In a multi-employer scheme, broadly speaking, a section 75 debt will arise where an employer ceases to employ anyone in a category of employment to which the scheme relates at a time when at least one other employer continues to do so. It has been the source of much discussion over the years what this test actually means, in particular whether providing a link to final salary or higher rates of revaluation to members who are still employed amounts to continuing to employ people in a category of employment to which the scheme relates.
In this case, the judge considered that the enhanced revaluation did not satisfy the test and members were no longer in employment covered by the scheme. The service to which the scheme related was all in the past and ceased in 2001 when the service related accrual of benefits ceased. The enhanced revaluation related to service up to 2001 and was a right attaching to benefits already accrued at that date. Although in most (but not all) cases it was conditional upon retaining a certain employment status (as defined in the scheme rules) it was not service to which the scheme related.
The consequence of this was that the scheme had been a “frozen scheme” for section 75 purposes since accrual ceased in 2001. This meant that when, in 2003, an employer ceased to employ any members entitled to the enhanced revaluation, no section 75 debt had been triggered so that employer remained a statutory employer for section 75 purposes and was still liable to contribute to the scheme.
The case did not specifically consider the status of a retained salary link once accrual has ceased, but the conclusions of the judge are expressed in wide terms and could be interpreted as applying to this kind of benefit structure.

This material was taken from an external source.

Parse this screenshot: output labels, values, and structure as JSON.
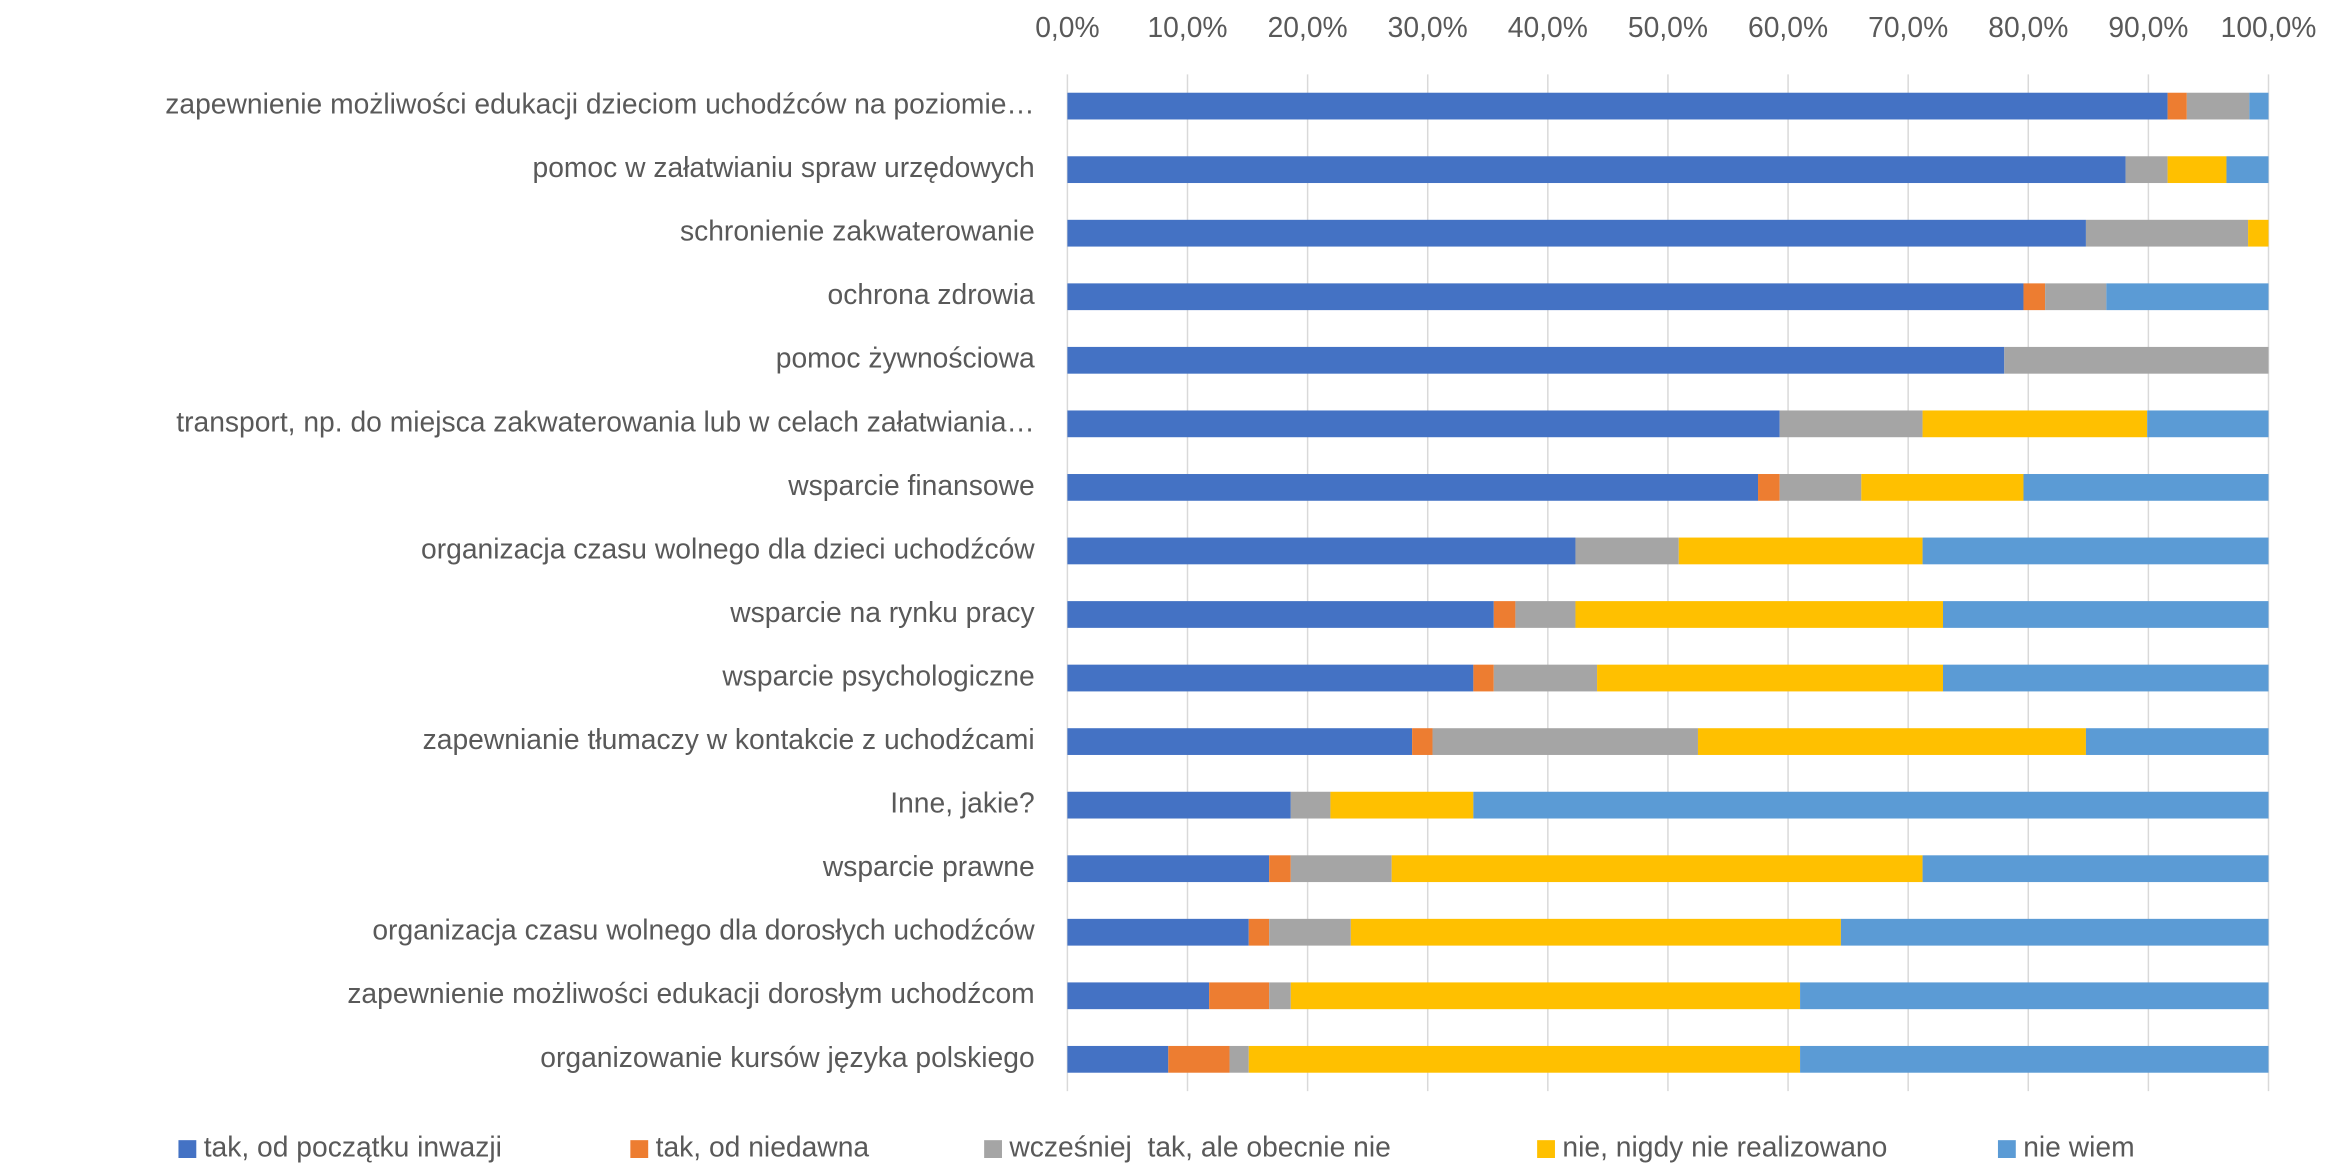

What this means is that in practice, where a scheme has closed to future accrual but continues to offer a salary link, higher rates of revaluation or other non-service related benefits to employed members, consideration will need to be given as to whether any exit debts paid since closure did in fact discharge the liability of the paying employer. In many cases, there will not be an issue as, since April 2008, there has been a power for employers to trigger exit debts in frozen schemes by notice and many exits will have been structured using this provision in the alternative. For exits that were thought to have occurred prior to April 2008 or where the frozen scheme mechanism was not used, further thought will need to be given as to the impact of the judgment. However, until any appeal concludes (or there is confirmation that no appeal will take place) the best course of action will usually be to wait and see what happens.
The analysis in the judgment may also have implications for how such schemes revalue the benefits of employed members. If it is correct that members are no longer in pensionable service, then they are entitled to statutory revaluation from closure. Where this is not currently provided as an underpin, consideration should be given to whether any changes need to be made. However, again pending any appeal, it is likely most existing arrangements will continue in place.
Other points of interest
The judgment also contains useful clarification about trustees’ duties, in particular the extent to which they may take into account employer interests when exercising their powers.

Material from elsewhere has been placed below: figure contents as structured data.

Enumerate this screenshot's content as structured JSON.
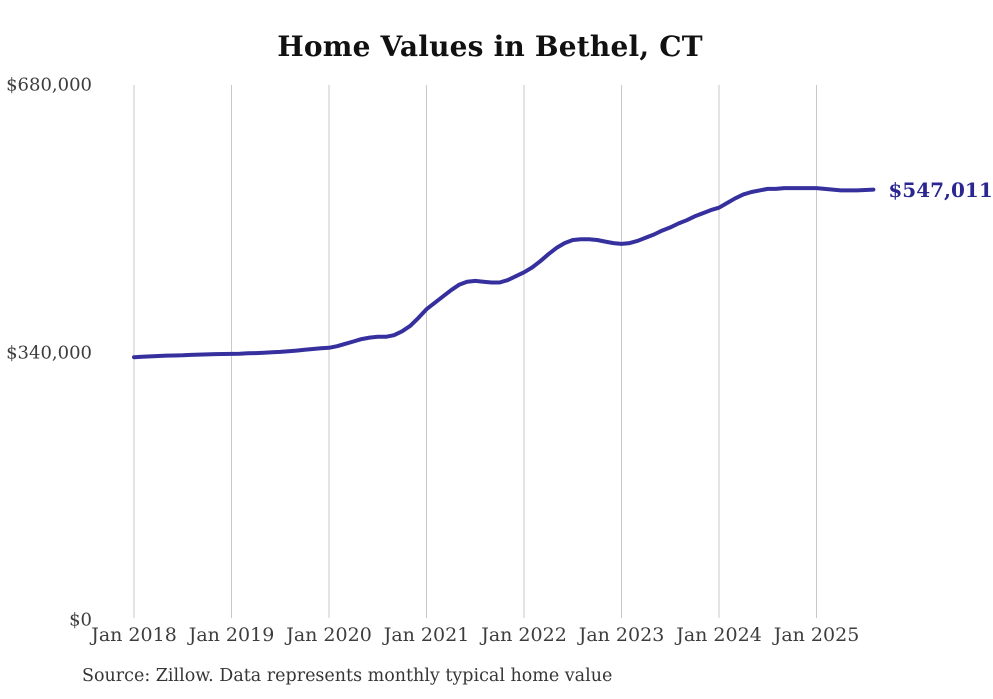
{
  "chart_data": {
    "type": "line",
    "title": "Home Values in Bethel, CT",
    "source_note": "Source: Zillow. Data represents monthly typical home value",
    "series_name": "Monthly typical home value",
    "start_month": "Jan 2018",
    "end_month": "Aug 2025",
    "end_label": "$547,011",
    "final_value": 547011,
    "ylim": [
      0,
      680000
    ],
    "grid": "vertical-only",
    "legend": "none",
    "line_color": "#36309f",
    "end_label_color": "#2b2791",
    "gridline_color": "#c9c9c9",
    "y_ticks": [
      {
        "label": "$0",
        "value": 0
      },
      {
        "label": "$340,000",
        "value": 340000
      },
      {
        "label": "$680,000",
        "value": 680000
      }
    ],
    "x_ticks": [
      {
        "label": "Jan 2018",
        "month_index": 0
      },
      {
        "label": "Jan 2019",
        "month_index": 12
      },
      {
        "label": "Jan 2020",
        "month_index": 24
      },
      {
        "label": "Jan 2021",
        "month_index": 36
      },
      {
        "label": "Jan 2022",
        "month_index": 48
      },
      {
        "label": "Jan 2023",
        "month_index": 60
      },
      {
        "label": "Jan 2024",
        "month_index": 72
      },
      {
        "label": "Jan 2025",
        "month_index": 84
      }
    ],
    "monthly_values": [
      334000,
      334500,
      335000,
      335500,
      336000,
      336200,
      336500,
      337000,
      337300,
      337600,
      338000,
      338100,
      338200,
      338500,
      339000,
      339300,
      339800,
      340200,
      340800,
      341500,
      342400,
      343400,
      344500,
      345500,
      346000,
      348000,
      351000,
      354000,
      357000,
      359000,
      360000,
      360000,
      362000,
      367000,
      374000,
      384000,
      395000,
      403000,
      411000,
      419000,
      426000,
      430000,
      431000,
      430000,
      429000,
      429000,
      432000,
      437000,
      442000,
      448000,
      456000,
      465000,
      473000,
      479000,
      483000,
      484000,
      484000,
      483000,
      481000,
      479000,
      478000,
      479000,
      482000,
      486000,
      490000,
      495000,
      499000,
      504000,
      508000,
      513000,
      517000,
      521000,
      524000,
      530000,
      536000,
      541000,
      544000,
      546000,
      548000,
      548000,
      549000,
      549000,
      549000,
      549000,
      549000,
      548000,
      547000,
      546000,
      546000,
      546000,
      546500,
      547011
    ]
  }
}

The judge concluded that “there is nothing in the proper purposes principle which requires the Trustee to adopt the most extreme, most risk fee funding regime without reference to any other factors”. So, the level of prudence which trustees are required to exercise is a sensible one, not an extreme one. This is a useful confirmation of what was already understood to be the case.
In relation to how far trustees can take into account the interests of the employer, the judge says “as long as the primary purpose of securing the benefits due under the Rules is furthered and the employer covenant is sufficiently strong to fulfil that purpose, it is reasonable and proper should the Trustee consider it appropriate to do so, to take into account the Employers’ interests” when putting the new contribution structure in place and increasing the pool of employers liable to contribute to the scheme. Again, this represents welcome confirmation of trustees’ ability to consider the impact of their decisions on participating employers.